NEW YORK -- American Gangster dodged more than one bullet on its way to the big screen.
Despite a fact-based script rife with grit, guts, glamour and guns -- all highly commercial ingredients, you'd think -- the film received a near-fatal blow four years ago when Universal scuttled the project shortly before filming was to commence.
Back then, Denzel Washington was set to star as Frank Lucas, opposite Benicio Del Toro as straight-arrow detective Richie Roberts, with Washington's Training Day director Antoine Fuqua behind the camera.
But when studio executives balked at the ballooning budget (north of $80 million and climbing), Washington, Del Toro and Fuqua all bailed. Shortly thereafter, director Terry George (Hotel Rwanda) was hired to rewrite the script -- making it leaner and cheaper -- with Don Cheadle circling to replace Washington. Eventually that incarnation fell apart as well. Finally, producer Brian Grazer lured veteran director Ridley Scott to the production, along with his Gladiator star Russell Crowe.

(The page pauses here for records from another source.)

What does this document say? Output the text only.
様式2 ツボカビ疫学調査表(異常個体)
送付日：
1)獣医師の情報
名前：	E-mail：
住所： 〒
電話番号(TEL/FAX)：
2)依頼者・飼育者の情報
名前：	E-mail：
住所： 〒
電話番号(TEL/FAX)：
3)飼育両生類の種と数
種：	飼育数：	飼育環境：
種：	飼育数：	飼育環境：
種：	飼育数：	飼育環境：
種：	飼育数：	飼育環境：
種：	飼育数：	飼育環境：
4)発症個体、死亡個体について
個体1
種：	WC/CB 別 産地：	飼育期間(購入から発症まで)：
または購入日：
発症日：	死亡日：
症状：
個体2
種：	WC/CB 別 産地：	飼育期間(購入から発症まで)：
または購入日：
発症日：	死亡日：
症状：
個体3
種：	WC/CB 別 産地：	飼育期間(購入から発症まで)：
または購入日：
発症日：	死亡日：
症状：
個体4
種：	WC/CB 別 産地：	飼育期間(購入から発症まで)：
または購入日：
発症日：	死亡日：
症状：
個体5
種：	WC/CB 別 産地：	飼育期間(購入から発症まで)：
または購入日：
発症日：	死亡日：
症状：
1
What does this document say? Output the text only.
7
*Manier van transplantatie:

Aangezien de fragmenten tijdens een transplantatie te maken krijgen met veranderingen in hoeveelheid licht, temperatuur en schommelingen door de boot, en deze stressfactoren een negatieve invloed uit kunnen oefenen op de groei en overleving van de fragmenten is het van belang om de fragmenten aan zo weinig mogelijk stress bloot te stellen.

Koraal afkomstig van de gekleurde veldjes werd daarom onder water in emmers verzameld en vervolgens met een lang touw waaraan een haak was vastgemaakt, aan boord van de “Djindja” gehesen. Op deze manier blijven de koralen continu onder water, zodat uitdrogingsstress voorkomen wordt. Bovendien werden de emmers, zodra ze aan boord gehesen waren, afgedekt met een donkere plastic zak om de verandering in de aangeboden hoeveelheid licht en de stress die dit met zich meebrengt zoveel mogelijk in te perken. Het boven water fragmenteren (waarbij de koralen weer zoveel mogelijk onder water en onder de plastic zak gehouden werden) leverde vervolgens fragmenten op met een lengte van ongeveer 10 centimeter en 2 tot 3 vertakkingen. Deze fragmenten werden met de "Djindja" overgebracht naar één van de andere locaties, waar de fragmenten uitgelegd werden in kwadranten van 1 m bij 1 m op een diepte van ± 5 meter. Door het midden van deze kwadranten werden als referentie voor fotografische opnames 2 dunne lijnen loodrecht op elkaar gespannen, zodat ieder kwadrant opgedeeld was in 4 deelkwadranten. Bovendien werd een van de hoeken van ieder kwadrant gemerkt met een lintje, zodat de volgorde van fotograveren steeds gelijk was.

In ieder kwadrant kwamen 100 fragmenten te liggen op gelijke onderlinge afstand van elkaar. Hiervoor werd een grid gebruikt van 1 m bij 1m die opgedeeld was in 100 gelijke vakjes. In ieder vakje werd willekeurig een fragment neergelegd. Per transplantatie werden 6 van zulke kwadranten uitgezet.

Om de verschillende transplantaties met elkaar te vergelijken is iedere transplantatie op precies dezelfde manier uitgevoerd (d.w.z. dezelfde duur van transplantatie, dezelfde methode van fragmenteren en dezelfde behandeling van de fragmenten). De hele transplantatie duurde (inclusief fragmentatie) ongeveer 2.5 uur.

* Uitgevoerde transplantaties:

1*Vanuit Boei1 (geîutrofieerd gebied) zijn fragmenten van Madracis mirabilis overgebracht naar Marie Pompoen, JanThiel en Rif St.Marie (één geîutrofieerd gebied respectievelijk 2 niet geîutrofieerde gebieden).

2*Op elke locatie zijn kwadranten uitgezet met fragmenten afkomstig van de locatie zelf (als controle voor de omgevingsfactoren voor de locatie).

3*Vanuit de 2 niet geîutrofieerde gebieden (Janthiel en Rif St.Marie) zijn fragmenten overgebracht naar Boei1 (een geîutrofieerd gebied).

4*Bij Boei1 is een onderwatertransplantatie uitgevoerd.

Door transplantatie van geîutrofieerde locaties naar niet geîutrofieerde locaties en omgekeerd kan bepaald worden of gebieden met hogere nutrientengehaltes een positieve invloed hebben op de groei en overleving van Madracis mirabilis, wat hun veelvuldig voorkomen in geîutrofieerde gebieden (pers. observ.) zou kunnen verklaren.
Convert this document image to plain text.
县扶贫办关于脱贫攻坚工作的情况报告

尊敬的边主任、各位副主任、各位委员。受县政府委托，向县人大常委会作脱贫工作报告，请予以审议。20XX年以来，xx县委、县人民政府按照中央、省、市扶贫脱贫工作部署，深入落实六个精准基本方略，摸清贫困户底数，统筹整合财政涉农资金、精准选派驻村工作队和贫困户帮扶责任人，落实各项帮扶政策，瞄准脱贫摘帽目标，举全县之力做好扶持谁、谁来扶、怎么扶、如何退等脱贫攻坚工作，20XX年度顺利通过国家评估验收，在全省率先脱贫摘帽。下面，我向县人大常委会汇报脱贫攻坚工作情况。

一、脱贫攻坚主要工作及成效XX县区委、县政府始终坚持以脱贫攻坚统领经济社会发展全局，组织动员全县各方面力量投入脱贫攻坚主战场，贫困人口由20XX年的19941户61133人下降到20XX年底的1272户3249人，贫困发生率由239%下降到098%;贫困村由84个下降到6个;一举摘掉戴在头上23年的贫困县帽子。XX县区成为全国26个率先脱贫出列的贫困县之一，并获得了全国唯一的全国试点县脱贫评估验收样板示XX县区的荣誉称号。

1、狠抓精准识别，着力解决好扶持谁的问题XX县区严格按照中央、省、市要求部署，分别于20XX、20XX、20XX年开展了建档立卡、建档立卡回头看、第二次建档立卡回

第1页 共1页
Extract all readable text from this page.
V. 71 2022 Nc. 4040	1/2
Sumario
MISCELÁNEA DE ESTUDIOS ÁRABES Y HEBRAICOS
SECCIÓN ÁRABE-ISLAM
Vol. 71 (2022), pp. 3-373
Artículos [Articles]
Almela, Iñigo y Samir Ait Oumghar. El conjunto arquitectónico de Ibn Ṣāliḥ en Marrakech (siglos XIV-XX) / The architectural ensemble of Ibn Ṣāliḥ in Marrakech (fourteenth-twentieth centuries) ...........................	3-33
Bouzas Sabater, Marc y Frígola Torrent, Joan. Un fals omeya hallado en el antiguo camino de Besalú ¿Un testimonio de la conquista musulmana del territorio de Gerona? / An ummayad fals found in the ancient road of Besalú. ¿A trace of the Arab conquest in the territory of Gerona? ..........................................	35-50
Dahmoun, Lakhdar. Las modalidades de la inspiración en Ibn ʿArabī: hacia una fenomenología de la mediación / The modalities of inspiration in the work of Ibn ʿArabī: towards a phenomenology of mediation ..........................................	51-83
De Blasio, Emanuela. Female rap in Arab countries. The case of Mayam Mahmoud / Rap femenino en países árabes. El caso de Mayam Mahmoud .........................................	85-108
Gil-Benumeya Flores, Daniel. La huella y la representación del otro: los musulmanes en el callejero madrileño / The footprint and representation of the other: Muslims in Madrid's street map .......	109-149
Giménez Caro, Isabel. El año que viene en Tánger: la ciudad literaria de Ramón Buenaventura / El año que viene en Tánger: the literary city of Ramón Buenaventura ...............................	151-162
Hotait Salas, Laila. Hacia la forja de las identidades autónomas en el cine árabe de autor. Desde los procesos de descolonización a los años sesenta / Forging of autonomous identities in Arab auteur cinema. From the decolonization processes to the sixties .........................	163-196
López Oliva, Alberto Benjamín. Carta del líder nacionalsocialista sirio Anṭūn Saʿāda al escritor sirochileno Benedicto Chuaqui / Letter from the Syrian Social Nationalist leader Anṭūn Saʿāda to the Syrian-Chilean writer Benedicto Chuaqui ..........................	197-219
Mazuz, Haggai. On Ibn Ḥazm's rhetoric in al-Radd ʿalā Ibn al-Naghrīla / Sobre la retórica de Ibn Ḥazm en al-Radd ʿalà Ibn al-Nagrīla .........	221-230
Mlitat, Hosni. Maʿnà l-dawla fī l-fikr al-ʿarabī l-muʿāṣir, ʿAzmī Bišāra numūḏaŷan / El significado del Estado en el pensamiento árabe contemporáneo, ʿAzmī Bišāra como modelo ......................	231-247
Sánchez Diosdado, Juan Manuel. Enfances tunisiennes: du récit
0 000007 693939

With Scott and Crowe interested, Washington agreed to play Lucas -- while Scott returned to Oscar-winning screenwriter Steven Zaillian's original, dense sprawling script (albeit with a rewrite that beefed up Roberts' characterization). "It's been a crooked road," Zaillian says of the process. "But it's been a happy ending as far as I'm concerned."
Grazer, without mentioning any other director by name, explains, "What ended up is we found the perfect director (in Scott) ... Because he has such a strong visual sense and such a strong ability to create a world, he was able to capture everything Steve wrote -- whereas other directors could not ... (Scott) was able to do the entire script, but in a more compressed fashion."